David Gundlach lived a life many in his northern Indiana hometown could only dream of, using a fortune made from the sale of his British insurance company to travel the world, collect multimillion-dollar homes and luxury cars and dabble in the movie industry.
But the eccentric entrepreneur's Indiana roots ran deeper than many knew, and now Elkhart, which once symbolized the depths of the Great Recession, is preparing for a reversal of fortune thanks to what many residents simply call "The Gift."
Gundlach died in October 2011, leaving his $150 million fortune to the Elkhart County Community Foundation, which was founded in 1989 to improve the county by raising funds for nonprofits. Foundation leaders have recently begun awarding grants to nonprofit groups and are planning how best to use the money in help the county's 200,000 residents.
"David's gift is historic, truly historic. It will write a different future for Elkhart County," said Pete McCown, president of the foundation.
That different future is a welcome change for Elkhart County, where the jobless rate peaked in 2009 at 18.9 percent and nearly 18,000 jobs disappeared after the recreational industry collapsed. Things got so bad that President Barack Obama made two stops in 2009 to tout his economic stimulus plan.
Nonprofit organizations that bowed under the weight of the need for services during the down times say Gundlach's gift gives the community something that was missing for far too long.
"Hope is just essential when it comes to the role of a community, and this gift is just absolutely a blessing from the standpoint of increasing that hope," said Rod Roberson, executive director of Church Community Services of Elkhart, a faith-based organization that provides social services to those in need. "That's one of the reasons people call it simply 'The Gift.'"
Roberson's organization saw a $1 million capital campaign stall in 2008 for several years because it had to focus on meeting emergency needs instead of long-term needs. He said Gundlach's gift gives not-for-profits hope that there will be a source of money even in tough times. Church Community Services recently received a $100,000 grant from the community foundation for a Men Alive program, where it provides life skills and employment training for six men for 20 hours a week for 20 weeks.
D.J. Kosloski, 20, doesn't know who Gundlach was, but he's benefiting from that grant. He has learning disabilities that make reading and writing a struggle and has been unable to find a full-time job since graduating from high school nearly three years ago.
Kosloski is making minimum wage and learning skills ranging from how to plant a vegetable garden to how to work in a warehouse through Men Alive. He's also building his self-discipline and self-esteem.
"I still started to get a little depressed because I didn't have a job," he said. "This program has given me confidence to apply to college after this while working full time."

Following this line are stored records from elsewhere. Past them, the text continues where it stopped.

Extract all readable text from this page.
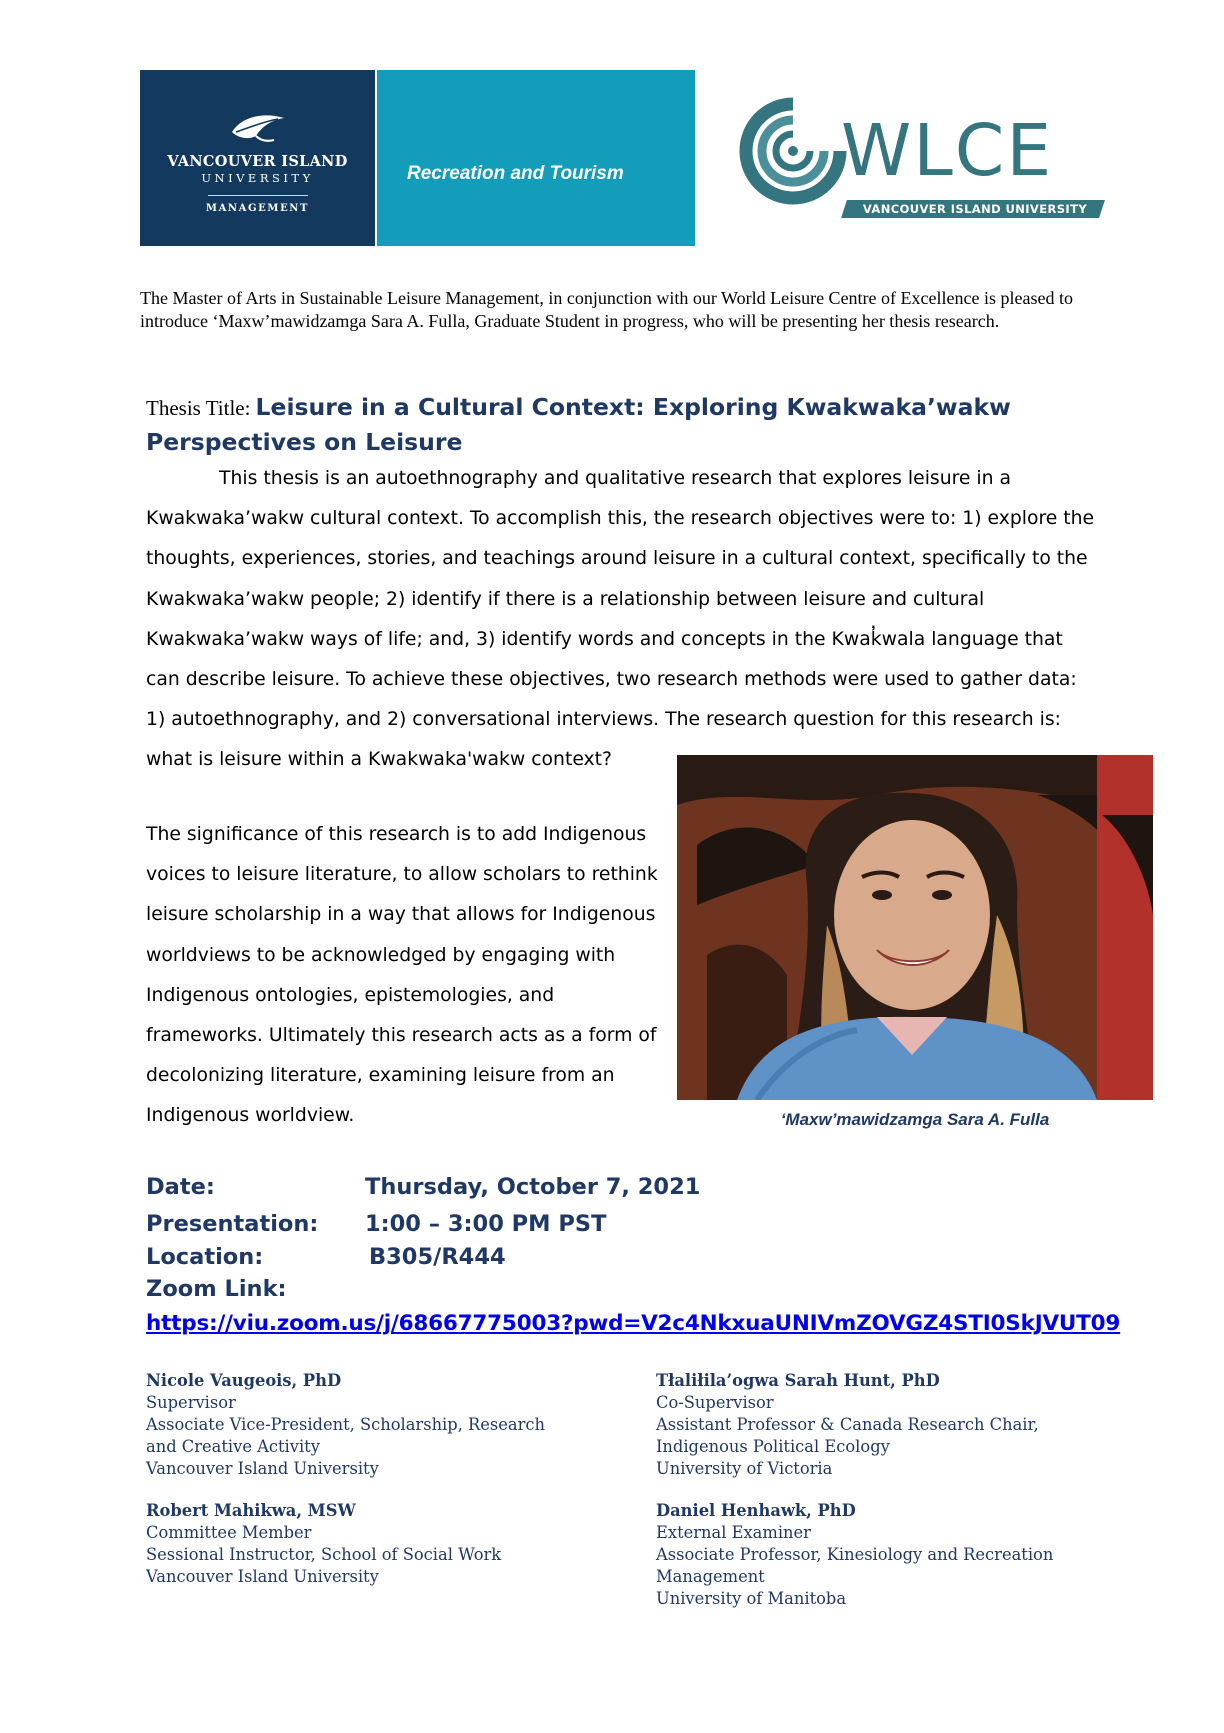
VANCOUVER ISLAND
UNIVERSITY
MANAGEMENT
Recreation and Tourism	WLCE
VANCOUVER ISLAND UNIVERSITY
The Master of Arts in Sustainable Leisure Management, in conjunction with our World Leisure Centre of Excellence is pleased to introduce ‘Maxw’mawidzamga Sara A. Fulla, Graduate Student in progress, who will be presenting her thesis research.
Thesis Title: Leisure in a Cultural Context: Exploring Kwakwaka’wakw
Perspectives on Leisure

This thesis is an autoethnography and qualitative research that explores leisure in a Kwakwaka’wakw cultural context. To accomplish this, the research objectives were to: 1) explore the thoughts, experiences, stories, and teachings around leisure in a cultural context, specifically to the Kwakwaka’wakw people; 2) identify if there is a relationship between leisure and cultural Kwakwaka’wakw ways of life; and, 3) identify words and concepts in the Kwak̓wala language that can describe leisure. To achieve these objectives, two research methods were used to gather data: 1) autoethnography, and 2) conversational interviews. The research question for this research is: what is leisure within a Kwakwaka'wakw context?

The significance of this research is to add Indigenous voices to leisure literature, to allow scholars to rethink leisure scholarship in a way that allows for Indigenous worldviews to be acknowledged by engaging with Indigenous ontologies, epistemologies, and frameworks. Ultimately this research acts as a form of decolonizing literature, examining leisure from an Indigenous worldview.	‘Maxw’mawidzamga Sara A. Fulla
Date:	Thursday, October 7, 2021
Presentation: 1:00 – 3:00 PM PST
Location:	B305/R444
Zoom Link:
https://viu.zoom.us/j/68667775003?pwd=V2c4NkxuaUNIVmZOVGZ4STI0SkJVUT09
Nicole Vaugeois, PhD
Supervisor
Associate Vice-President, Scholarship, Research
and Creative Activity
Vancouver Island University
Tłaliłila’ogwa Sarah Hunt, PhD
Co-Supervisor
Assistant Professor & Canada Research Chair,
Indigenous Political Ecology
University of Victoria
Robert Mahikwa, MSW
Committee Member
Sessional Instructor, School of Social Work
Vancouver Island University
Daniel Henhawk, PhD
External Examiner
Associate Professor, Kinesiology and Recreation
Management
University of Manitoba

Other early beneficiaries of Gundlach's generosity include the Bashor Children's Home, which offers programs for at-risk youth; the Elkhart County Museum Association, which is using its grant to pay for school field trips; and the Salvation Army of Goshen, which used its $250,000 grant for a senior care program as leverage to obtain another national grant of $500,000.
The benefits are expected to grow as the foundation determines how best to spend Gundlach's bequest. McCown said. Gundlach, who enjoyed contributing to charities around the world, collected works by Salvador Dali and Marc Chagall and backed the 2010 movie "Get Low," placed no restrictions on how to distribute the funds.
The foundation plans to award grants each year worth 5 percent of its endowment's average value for the 16 previous quarters, so it will take a while before the full effects of Gundlach's donation are felt. But things are already getting better.
The Bureau of Labor Statistics reported the county led the nation in job growth between September 2011 and September 2012 with 4,734 manufacturing jobs added. RV shipments finished at a four-year high. And the county's unemployment rate in January was 6.2 percent.
County Commissioner Mike Yoder said permanent change will take time.
"I think one of the challenges for this community is to understand that we're talking about a generational change. You don't transform a community in two or three years. It takes a generation," he said.
Gundlach's gift was the ninth-largest in the nation in 2012, according to the Chronicle of Philanthropy.